World Health Organization (WHO) diagnostic criteria for osteoporosis include measuring bone mineral density (BMD) based on a dual X‐ray absorptiometry (DEXA) scan [8, 9]. However, many fractures caused by osteoporosis occur with BMD at borderline or even normal levels, raising questions about the sensitivity of this method, particularly for screening purposes [9]. Although DEXA Scan is widely accepted as the gold standard diagnostic tool for this disease, due to the high cost of use in a large population, numerous side effects and impracticality, it is not useful for screening and early detection of high‐risk individuals. The high cost of purchasing and maintaining this device renders its use impractical in many healthcare centers in many developing countries [8, 10, 11]. Alternative methods have recently been developed to evaluate BMD levels, such as quantitative computed tomography and radiographic absorptiometry.
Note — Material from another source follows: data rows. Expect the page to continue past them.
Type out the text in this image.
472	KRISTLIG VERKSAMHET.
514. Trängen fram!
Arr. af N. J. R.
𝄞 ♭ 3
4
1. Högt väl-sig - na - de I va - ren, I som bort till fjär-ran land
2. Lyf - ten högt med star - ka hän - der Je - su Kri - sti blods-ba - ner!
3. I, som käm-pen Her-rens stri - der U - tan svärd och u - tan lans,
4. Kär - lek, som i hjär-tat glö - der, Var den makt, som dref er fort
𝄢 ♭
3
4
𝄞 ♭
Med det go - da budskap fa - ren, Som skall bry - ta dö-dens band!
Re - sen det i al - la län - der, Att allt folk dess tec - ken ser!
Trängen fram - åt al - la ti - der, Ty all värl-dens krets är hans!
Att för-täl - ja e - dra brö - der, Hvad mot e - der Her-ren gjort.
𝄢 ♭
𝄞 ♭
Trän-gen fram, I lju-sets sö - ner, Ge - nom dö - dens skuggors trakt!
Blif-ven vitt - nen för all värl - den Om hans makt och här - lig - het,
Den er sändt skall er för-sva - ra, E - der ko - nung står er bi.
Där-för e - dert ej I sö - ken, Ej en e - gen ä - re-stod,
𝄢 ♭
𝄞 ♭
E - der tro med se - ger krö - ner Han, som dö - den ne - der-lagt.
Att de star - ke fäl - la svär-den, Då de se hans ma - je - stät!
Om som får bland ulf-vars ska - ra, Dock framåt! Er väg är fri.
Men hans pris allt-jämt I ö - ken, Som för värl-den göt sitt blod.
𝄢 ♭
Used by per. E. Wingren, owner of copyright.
However, the high costs of acquiring and maintaining necessary equipment pose significant challenges to the use of these alternative methods, particularly in developing countries with weak economies. This renders the widespread use of these methods as general screening tools impractical, particularly in developing countries where budget constraints and other issues often result in the lack of basic health services [10]. For example, DEXA scans are accessible to the public in major research and treatment centers in developing countries such as Morocco and Egypt; however, in countries like India and sub‐Saharan Africa, these tools are only available in major cities and private hospitals. Therefore, the use of these tools is limited to wealthy and privileged individuals [12]. So, choosing a high‐sensitivity, cost‐effective and accessible tool for screening is of great importance.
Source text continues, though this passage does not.